With Onset, we no longer ask the patient to do this work, he said, and their physiology is no longer the wild card in getting anesthetic to work.
“In my practice, the speed and reliability I get from buffering allows me to deliver the anesthetic, place the rubber dam, and go to work immediately without leaving the chair. I no longer get up, de-glove, exit the operatory and then return in 10 minutes to re-engage. My practice day has been shortened and my work flow is totally different. My patients feel like they are getting more of my attention because I don’t leave the operatory. For me, my staff, and my patients, buffering has been a game changer.”
Dr. Falkel also likes what he is hearing from customers. “Now that our product has been in the hands of dentists for several months, we know we made a good call using smart technology to turn the anesthetic cartridge already on the dentist’s shelf into its own perfect mixing vessel for buffering. We’ve created a practice-friendly 10-second chairside buffering process that our customers love,” he said. “We aren’t asking them to adopt a new type of anesthetic, a new delivery system, or even a new injection technique. We ask for 10 seconds to buffer the anesthetic cartridge. Our customers are happy to sacrifice those 10 seconds for the results they are getting.”

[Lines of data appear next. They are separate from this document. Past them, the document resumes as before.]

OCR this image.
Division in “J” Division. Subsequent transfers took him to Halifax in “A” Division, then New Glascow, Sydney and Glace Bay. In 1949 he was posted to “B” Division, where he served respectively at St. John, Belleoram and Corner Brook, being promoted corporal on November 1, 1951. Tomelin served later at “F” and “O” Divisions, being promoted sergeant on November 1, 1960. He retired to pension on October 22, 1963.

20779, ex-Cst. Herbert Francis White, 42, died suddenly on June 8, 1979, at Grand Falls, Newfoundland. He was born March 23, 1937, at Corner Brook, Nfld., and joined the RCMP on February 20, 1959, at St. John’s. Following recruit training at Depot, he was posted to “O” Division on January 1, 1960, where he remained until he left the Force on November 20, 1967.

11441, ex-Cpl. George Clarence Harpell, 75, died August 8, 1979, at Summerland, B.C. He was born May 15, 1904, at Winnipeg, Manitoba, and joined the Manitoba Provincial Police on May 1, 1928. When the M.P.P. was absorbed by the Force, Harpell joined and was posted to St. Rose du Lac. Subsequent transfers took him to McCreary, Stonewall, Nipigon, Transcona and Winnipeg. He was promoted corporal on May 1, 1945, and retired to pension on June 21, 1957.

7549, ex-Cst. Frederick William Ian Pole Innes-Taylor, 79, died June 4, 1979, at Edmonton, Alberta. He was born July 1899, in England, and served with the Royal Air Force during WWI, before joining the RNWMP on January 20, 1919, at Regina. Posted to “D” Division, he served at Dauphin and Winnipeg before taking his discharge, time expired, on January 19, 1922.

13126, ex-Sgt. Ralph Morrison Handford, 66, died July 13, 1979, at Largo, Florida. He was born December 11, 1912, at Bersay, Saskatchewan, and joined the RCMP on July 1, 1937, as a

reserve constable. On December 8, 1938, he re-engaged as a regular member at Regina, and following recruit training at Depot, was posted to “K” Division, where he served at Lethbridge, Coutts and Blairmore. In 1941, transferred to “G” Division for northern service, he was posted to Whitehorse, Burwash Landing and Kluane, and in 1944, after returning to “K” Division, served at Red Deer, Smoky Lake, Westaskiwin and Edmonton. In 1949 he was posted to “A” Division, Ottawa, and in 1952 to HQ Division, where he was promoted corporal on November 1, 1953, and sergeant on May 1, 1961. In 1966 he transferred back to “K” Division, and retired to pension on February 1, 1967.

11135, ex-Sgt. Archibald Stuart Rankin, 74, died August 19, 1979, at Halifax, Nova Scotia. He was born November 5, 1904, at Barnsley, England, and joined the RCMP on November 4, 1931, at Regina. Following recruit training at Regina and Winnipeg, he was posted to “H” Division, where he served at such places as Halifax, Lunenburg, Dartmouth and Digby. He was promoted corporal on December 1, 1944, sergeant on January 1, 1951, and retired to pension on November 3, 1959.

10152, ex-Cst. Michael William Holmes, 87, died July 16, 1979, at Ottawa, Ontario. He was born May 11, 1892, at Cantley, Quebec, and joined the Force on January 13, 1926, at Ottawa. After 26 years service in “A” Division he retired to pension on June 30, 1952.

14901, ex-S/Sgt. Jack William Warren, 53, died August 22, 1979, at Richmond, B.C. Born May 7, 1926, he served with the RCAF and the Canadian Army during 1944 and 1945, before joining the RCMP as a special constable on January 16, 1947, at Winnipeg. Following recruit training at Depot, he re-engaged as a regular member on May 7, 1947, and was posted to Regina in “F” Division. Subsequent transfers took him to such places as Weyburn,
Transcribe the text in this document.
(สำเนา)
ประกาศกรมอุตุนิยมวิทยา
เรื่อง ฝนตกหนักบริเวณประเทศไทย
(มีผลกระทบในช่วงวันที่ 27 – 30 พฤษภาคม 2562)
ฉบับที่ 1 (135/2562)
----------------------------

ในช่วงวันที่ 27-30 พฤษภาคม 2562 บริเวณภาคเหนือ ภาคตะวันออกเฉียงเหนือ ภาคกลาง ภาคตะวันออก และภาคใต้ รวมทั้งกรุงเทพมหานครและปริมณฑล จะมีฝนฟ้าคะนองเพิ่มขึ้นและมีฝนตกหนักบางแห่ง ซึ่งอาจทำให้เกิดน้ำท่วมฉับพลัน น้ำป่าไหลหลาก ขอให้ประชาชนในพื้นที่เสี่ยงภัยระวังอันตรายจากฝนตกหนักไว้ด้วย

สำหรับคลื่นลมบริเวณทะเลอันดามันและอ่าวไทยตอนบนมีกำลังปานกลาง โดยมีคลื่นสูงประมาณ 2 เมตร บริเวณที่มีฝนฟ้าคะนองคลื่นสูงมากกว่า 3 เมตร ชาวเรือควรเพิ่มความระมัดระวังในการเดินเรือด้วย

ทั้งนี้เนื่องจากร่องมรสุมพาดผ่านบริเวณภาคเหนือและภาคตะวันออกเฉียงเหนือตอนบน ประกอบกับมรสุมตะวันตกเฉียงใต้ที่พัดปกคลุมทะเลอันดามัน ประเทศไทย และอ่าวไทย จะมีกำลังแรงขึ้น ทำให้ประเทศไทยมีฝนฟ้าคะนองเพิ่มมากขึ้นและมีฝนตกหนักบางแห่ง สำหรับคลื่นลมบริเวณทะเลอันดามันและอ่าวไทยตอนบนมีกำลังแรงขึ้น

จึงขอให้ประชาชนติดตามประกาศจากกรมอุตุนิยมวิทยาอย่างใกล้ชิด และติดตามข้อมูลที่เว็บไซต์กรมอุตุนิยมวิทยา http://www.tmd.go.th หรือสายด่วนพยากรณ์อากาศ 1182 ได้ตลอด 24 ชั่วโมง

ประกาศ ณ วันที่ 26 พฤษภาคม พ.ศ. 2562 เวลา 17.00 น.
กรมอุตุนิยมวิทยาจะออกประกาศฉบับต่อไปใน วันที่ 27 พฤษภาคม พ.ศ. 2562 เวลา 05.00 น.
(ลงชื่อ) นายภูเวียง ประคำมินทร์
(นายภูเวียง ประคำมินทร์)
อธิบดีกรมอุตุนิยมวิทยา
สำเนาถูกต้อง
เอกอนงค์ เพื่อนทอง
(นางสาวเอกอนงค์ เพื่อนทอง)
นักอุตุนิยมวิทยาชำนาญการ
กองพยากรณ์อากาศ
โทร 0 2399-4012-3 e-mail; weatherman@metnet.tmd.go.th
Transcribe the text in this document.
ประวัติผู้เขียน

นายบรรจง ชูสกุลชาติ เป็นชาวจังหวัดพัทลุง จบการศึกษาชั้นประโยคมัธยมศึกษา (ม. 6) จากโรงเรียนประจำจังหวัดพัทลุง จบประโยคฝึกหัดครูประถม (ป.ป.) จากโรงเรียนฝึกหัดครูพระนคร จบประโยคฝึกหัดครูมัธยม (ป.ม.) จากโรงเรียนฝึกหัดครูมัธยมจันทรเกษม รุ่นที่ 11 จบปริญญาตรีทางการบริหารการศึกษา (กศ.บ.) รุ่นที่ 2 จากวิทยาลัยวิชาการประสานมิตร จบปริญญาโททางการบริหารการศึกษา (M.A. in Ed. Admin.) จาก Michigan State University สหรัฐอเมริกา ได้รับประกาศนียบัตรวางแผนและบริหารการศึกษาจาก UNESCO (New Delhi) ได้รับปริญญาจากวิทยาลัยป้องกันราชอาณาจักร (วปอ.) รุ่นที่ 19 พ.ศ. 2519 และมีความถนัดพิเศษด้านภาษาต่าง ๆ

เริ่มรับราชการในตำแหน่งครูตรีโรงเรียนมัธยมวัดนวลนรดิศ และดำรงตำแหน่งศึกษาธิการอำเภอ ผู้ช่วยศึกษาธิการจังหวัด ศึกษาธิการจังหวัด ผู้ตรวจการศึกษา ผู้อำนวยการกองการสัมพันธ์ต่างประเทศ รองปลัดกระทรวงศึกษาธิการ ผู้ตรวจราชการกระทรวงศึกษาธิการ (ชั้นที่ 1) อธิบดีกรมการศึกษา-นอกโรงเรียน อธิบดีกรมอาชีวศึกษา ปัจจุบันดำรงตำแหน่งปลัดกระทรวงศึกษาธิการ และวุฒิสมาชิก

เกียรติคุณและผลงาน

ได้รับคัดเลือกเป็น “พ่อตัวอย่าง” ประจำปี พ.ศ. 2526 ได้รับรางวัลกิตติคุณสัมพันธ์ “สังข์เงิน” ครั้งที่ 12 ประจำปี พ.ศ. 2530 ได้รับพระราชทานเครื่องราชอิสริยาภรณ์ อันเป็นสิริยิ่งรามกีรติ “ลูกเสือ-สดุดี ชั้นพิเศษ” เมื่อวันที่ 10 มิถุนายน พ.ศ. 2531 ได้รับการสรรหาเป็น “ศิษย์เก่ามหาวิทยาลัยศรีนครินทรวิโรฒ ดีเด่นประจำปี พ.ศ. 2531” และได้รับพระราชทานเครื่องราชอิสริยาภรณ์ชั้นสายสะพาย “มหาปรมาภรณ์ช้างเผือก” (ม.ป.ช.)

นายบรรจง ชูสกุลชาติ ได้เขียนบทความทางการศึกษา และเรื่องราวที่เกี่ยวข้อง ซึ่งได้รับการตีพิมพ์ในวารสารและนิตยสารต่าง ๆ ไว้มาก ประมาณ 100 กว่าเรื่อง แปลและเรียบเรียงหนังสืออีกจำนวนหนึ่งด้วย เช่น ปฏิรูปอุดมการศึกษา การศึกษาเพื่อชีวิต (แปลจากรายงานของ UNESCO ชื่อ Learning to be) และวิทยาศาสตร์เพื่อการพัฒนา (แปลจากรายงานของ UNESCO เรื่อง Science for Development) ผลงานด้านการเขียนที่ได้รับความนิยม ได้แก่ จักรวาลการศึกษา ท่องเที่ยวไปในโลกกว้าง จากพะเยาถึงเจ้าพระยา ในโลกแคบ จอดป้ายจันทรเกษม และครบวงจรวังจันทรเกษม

The indication for use for Onpharma’s buffering solution is to reduce injection pain for lidocaine and lidocaine with epinephrine. Full prescribing information is available on the company’s website, www.onpharma.com, as are instructions for use for the Onset mixing pen and the Onset cartridge connectors, sold separately, that are used together to make the cartridge buffering process a snap.
“When we created Onpharma six years ago, I hoped that one day dentists would be coming up to me and saying, ‘Mic, this is great, I wish I had thought of it.’ I hear that all the time now.”